Gastric adenocarcinoma: prognostic significance of several pathologic parameters and histologic classifications
- PMID: 2312109
- DOI: 10.1016/0046-8177(90)90234-v
Gastric adenocarcinoma: prognostic significance of several pathologic parameters and histologic classifications
Abstract
Considerable controversy exists about the value of histologic classifications of gastric adenocarcinoma in the prediction of patient survival.
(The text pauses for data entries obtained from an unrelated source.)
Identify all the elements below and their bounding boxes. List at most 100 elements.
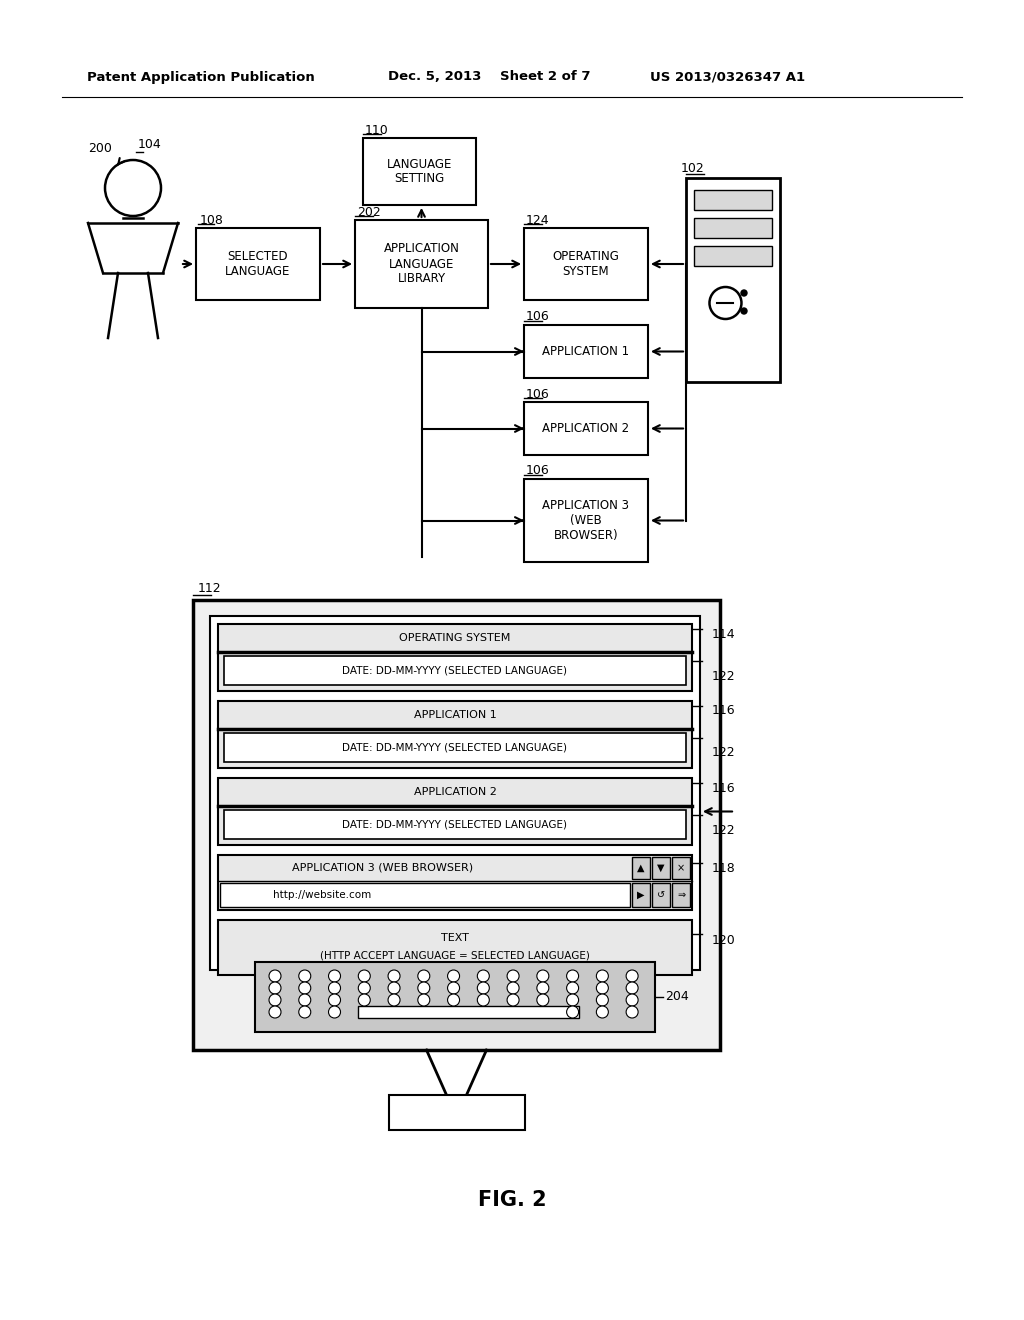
Text: OPERATING
SYSTEM: OPERATING SYSTEM <box>553 249 620 279</box>
Text: APPLICATION 2: APPLICATION 2 <box>414 787 497 797</box>
Text: SELECTED
LANGUAGE: SELECTED LANGUAGE <box>225 249 291 279</box>
Text: LANGUAGE
SETTING: LANGUAGE SETTING <box>387 157 453 186</box>
Text: DATE: DD-MM-YYYY (SELECTED LANGUAGE): DATE: DD-MM-YYYY (SELECTED LANGUAGE) <box>342 742 567 752</box>
Bar <box>672 857 690 879</box>
Circle shape <box>269 994 281 1006</box>
Circle shape <box>418 982 430 994</box>
Circle shape <box>566 994 579 1006</box>
Circle shape <box>269 982 281 994</box>
Bar <box>694 246 772 267</box>
Circle shape <box>329 994 341 1006</box>
Circle shape <box>596 982 608 994</box>
Text: 108: 108 <box>200 214 224 227</box>
Circle shape <box>388 970 400 982</box>
Circle shape <box>566 982 579 994</box>
Circle shape <box>269 1006 281 1018</box>
Circle shape <box>626 994 638 1006</box>
Circle shape <box>447 970 460 982</box>
Bar <box>196 228 319 300</box>
Text: APPLICATION 1: APPLICATION 1 <box>543 345 630 358</box>
Circle shape <box>418 994 430 1006</box>
Bar <box>652 857 670 879</box>
Text: DATE: DD-MM-YYYY (SELECTED LANGUAGE): DATE: DD-MM-YYYY (SELECTED LANGUAGE) <box>342 820 567 829</box>
Bar <box>224 810 686 840</box>
Bar <box>224 733 686 762</box>
Text: US 2013/0326347 A1: US 2013/0326347 A1 <box>650 70 805 83</box>
Text: OPERATING SYSTEM: OPERATING SYSTEM <box>399 634 511 643</box>
Text: ↺: ↺ <box>657 890 665 900</box>
Circle shape <box>269 970 281 982</box>
Circle shape <box>329 1006 341 1018</box>
Text: APPLICATION
LANGUAGE
LIBRARY: APPLICATION LANGUAGE LIBRARY <box>384 243 460 285</box>
Circle shape <box>477 994 489 1006</box>
Circle shape <box>741 290 746 296</box>
Bar <box>218 920 692 975</box>
Bar <box>524 325 648 378</box>
Circle shape <box>507 970 519 982</box>
Text: http://website.com: http://website.com <box>273 890 372 900</box>
Circle shape <box>507 994 519 1006</box>
Text: Dec. 5, 2013: Dec. 5, 2013 <box>388 70 481 83</box>
Text: ▲: ▲ <box>637 863 645 873</box>
Text: ▼: ▼ <box>657 863 665 873</box>
Circle shape <box>626 970 638 982</box>
Circle shape <box>566 1006 579 1018</box>
Text: 202: 202 <box>357 206 381 219</box>
Text: ▶: ▶ <box>637 890 645 900</box>
Bar <box>218 777 692 845</box>
Circle shape <box>477 970 489 982</box>
Circle shape <box>626 982 638 994</box>
Bar <box>218 624 692 690</box>
Text: 114: 114 <box>712 627 735 640</box>
Text: TEXT: TEXT <box>441 933 469 942</box>
Circle shape <box>418 970 430 982</box>
Circle shape <box>596 994 608 1006</box>
Bar <box>694 190 772 210</box>
Bar <box>220 883 630 907</box>
Circle shape <box>566 970 579 982</box>
Bar <box>388 1096 524 1130</box>
Circle shape <box>299 970 310 982</box>
Bar <box>255 962 655 1032</box>
Circle shape <box>537 970 549 982</box>
Text: ⇒: ⇒ <box>677 890 685 900</box>
Bar <box>686 178 780 381</box>
Circle shape <box>299 1006 310 1018</box>
Bar <box>524 403 648 455</box>
Text: APPLICATION 3
(WEB
BROWSER): APPLICATION 3 (WEB BROWSER) <box>543 499 630 543</box>
Bar <box>224 656 686 685</box>
Bar <box>632 883 650 907</box>
Circle shape <box>299 994 310 1006</box>
Text: (HTTP ACCEPT LANGUAGE = SELECTED LANGUAGE): (HTTP ACCEPT LANGUAGE = SELECTED LANGUAG… <box>321 950 590 961</box>
Text: 124: 124 <box>526 214 550 227</box>
Text: 106: 106 <box>526 465 550 478</box>
Text: FIG. 2: FIG. 2 <box>477 1191 547 1210</box>
Text: 116: 116 <box>712 781 735 795</box>
Circle shape <box>388 994 400 1006</box>
Text: 106: 106 <box>526 388 550 400</box>
Bar <box>362 139 476 205</box>
Circle shape <box>299 982 310 994</box>
Circle shape <box>447 982 460 994</box>
Bar <box>210 616 700 970</box>
Text: 200: 200 <box>88 141 112 154</box>
Bar <box>218 701 692 768</box>
Text: APPLICATION 2: APPLICATION 2 <box>543 422 630 436</box>
Bar <box>694 218 772 238</box>
Bar <box>355 220 488 308</box>
Circle shape <box>596 1006 608 1018</box>
Circle shape <box>507 982 519 994</box>
Text: 120: 120 <box>712 933 736 946</box>
Circle shape <box>358 994 371 1006</box>
Bar <box>632 857 650 879</box>
Circle shape <box>537 994 549 1006</box>
Text: Patent Application Publication: Patent Application Publication <box>87 70 314 83</box>
Circle shape <box>537 982 549 994</box>
Text: 102: 102 <box>681 161 705 174</box>
Circle shape <box>596 970 608 982</box>
Bar <box>358 1006 579 1018</box>
Bar <box>218 855 692 909</box>
Text: 110: 110 <box>365 124 389 136</box>
Circle shape <box>329 970 341 982</box>
Text: 112: 112 <box>198 582 221 594</box>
Histologic sections of 75 consecutive gastrectomies were used to compare Lauren and Ming classifications with emphasis on clinical stage, size, location of tumor, desmoplasia, inflammatory reaction, and 5-year survival. Both classifications generally correlated and, when combined, proved helpful in defining certain cases. At surgery, about one third of the total cases of intestinal (INT, Lauren) and expanding (ET, Ming) were in early stages, whereas almost all the diffuse (DT, Lauren) and infiltrative (INF, Ming) types were in late stages. When the Lauren classification was applied to preoperative endoscopic biopsies, a 72% diagnostic correlation with the surgical specimens was found. Followup revealed no survivors of the DT and INF and 12 and 11 survivors of INT and ET, respectively, regardless of stage. Inflammatory response was associated with good prognosis. Desmoplasia and size had no prognostic significance. Tumors of the cardia had worse prognoses than those in the body or antrum. Both Lauren and Ming classifications, and especially the degree of inflammation, were significant in predicting survival. Lauren INT and Ming ET should be declared only when they are the sole or predominant features.